C’est pourquoi tous, vieux ou jeunes, noue nous intéressons à l’enfant. Nous aimons à suivre dans son jeune cerveau le développement des facultés naissantes, à voir lentement, jour après jour, s’éveiller l’être humain. L’enfant, a‑t-on écrit, est le père de l’homme. Il y a donc une grande importance pratique à connaître l’enfant pour l’instruire et pour l’élever : et les parents sont toujours les premiers éducateurs de leurs enfants, même lorsqu’ils les confient à des « professionnels » de l’instruction.
En outre, l’étude de l’enfance renferme un réel intérêt de curiosité psychologique, et projette, sur l’étude de l’homme, encore si obscure, de vives clartés. « L’enfant, à sa manière, nous raconte l’histoire morale de l’humanité.
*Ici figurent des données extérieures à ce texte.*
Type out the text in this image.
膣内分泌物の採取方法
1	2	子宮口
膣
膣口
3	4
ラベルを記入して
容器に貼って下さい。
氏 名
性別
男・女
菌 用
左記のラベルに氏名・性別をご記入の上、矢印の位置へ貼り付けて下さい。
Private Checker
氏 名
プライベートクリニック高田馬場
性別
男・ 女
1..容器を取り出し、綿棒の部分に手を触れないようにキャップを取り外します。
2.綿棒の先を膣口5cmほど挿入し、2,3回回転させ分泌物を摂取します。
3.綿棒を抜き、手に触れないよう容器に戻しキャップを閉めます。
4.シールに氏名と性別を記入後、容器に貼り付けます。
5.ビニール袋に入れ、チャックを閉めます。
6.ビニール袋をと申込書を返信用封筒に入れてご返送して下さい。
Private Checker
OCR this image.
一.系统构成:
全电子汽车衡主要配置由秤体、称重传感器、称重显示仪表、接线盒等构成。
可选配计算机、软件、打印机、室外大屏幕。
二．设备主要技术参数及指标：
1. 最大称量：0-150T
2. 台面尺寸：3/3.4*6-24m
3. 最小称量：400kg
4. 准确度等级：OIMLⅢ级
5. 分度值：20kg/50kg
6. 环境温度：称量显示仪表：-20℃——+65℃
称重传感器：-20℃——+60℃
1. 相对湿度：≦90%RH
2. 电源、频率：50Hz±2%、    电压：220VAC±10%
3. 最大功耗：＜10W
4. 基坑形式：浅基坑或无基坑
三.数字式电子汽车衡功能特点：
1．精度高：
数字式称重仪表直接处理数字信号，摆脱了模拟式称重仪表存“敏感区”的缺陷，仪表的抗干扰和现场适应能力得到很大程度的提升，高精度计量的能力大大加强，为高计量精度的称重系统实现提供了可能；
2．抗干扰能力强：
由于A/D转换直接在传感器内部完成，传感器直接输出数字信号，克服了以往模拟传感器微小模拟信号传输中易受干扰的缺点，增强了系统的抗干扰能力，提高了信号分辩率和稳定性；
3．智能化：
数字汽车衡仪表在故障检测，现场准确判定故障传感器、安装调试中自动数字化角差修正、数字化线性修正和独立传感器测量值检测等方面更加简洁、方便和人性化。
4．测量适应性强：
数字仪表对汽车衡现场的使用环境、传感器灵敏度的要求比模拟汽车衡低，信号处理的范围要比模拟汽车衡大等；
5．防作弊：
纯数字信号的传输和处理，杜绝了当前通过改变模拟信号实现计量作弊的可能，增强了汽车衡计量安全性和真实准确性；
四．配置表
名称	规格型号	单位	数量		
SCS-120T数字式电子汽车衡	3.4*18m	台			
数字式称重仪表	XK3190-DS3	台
Les phases successives de sa vie mentale sont comme le bref résumé des étapes les plus importantes parcourues par l’espèce dans sa marche en avant. » Comment ne pas se pencher avec intérêt sur le petit être qui reproduit, en raccourci l’histoire des siècles vécus jadis par ses millions d’ancêtres, depuis la cellule animale jusqu’à l’homme moderne ? L’observation de l’enfance a ce charme particulier qui s’attache aux commencements de toutes choses, et spécialement à l’aurore de la vie, aux premières manifestations de celui que le poète appelle « une frêle espérance d’âme ». Aussi la description de la vie enfantine tient-elle une place importante dans la littérature moderne. Les Confessions, les Mémoires, les « Journaux intimes », les Souvenirs d’enfance ou de jeunesse, sont autant de trésors où l’on découvre, délicieuse et naïve comme celle du Petit Pierre, ondoyante et diverse parfois comme celle de l’homme, l’âme toute neuve de l’enfant.
Toutefois, les autobiographies elles-mêmes ne nous renseignent pas exactement sur l’âme enfantine. Elles nous racontent les confidences d’hommes illustres, toujours un peu exceptionnels, recueillies grâce à la mémoire, et souvent idéalisées ; Renan lui-même l’écrit : « ce qu’on dit de soi est toujours poésie. » Il est donc extrêmement difficile d’étudier l’enfance. Les petits ne savent eux-mêmes ni s’analyser, ni exprimer ce qu’ils sentent, et l’observateur doit faire appel, dans ses recherches, à son intuition plutôt qu’à son raisonnement. L’enfant possède son originalité propre, et sa pensée, loin de la nôtre suit son propre sentier, ou, comme le dit Ruskin « son propre chemin, un chemin oublié par ceux qui ont laissé l’enfance derrière eux. » Il faut, pour comprendre les enfants, d’abord les aimer beaucoup, suivre avec tout son cœur les premières pensées, les premiers sentiments de leur âme. Une imagination ardente, unie à la mémoire de ses souvenirs personnels, une sympathie affectueuse et une patience minutieuse, ces qualités se rencontrent surtout chez la femme, première éducatrice de l’enfant. Elle garde dans son cœur un coin de verdure et de jeunesse, une sensibilité fraîche, un peu semblable à celle de l’enfant, et qui lui permet de le pénétrer mieux que personne. Elle sait, par son intuition merveilleuse, deviner et comprendre ses pensées, ses désirs, et rendre plus douces encore ces heures souriantes de la vie, au souvenir desquelles la plume du poète a tracé ces vers gracieux et symboliques :
Essaie à ce jésus toutes les auréoles
Se préparant ainsi, par les caresses molles,
Les roses, les baisers, le rire frais et prompt
À lui mettre plus tard les épines au front.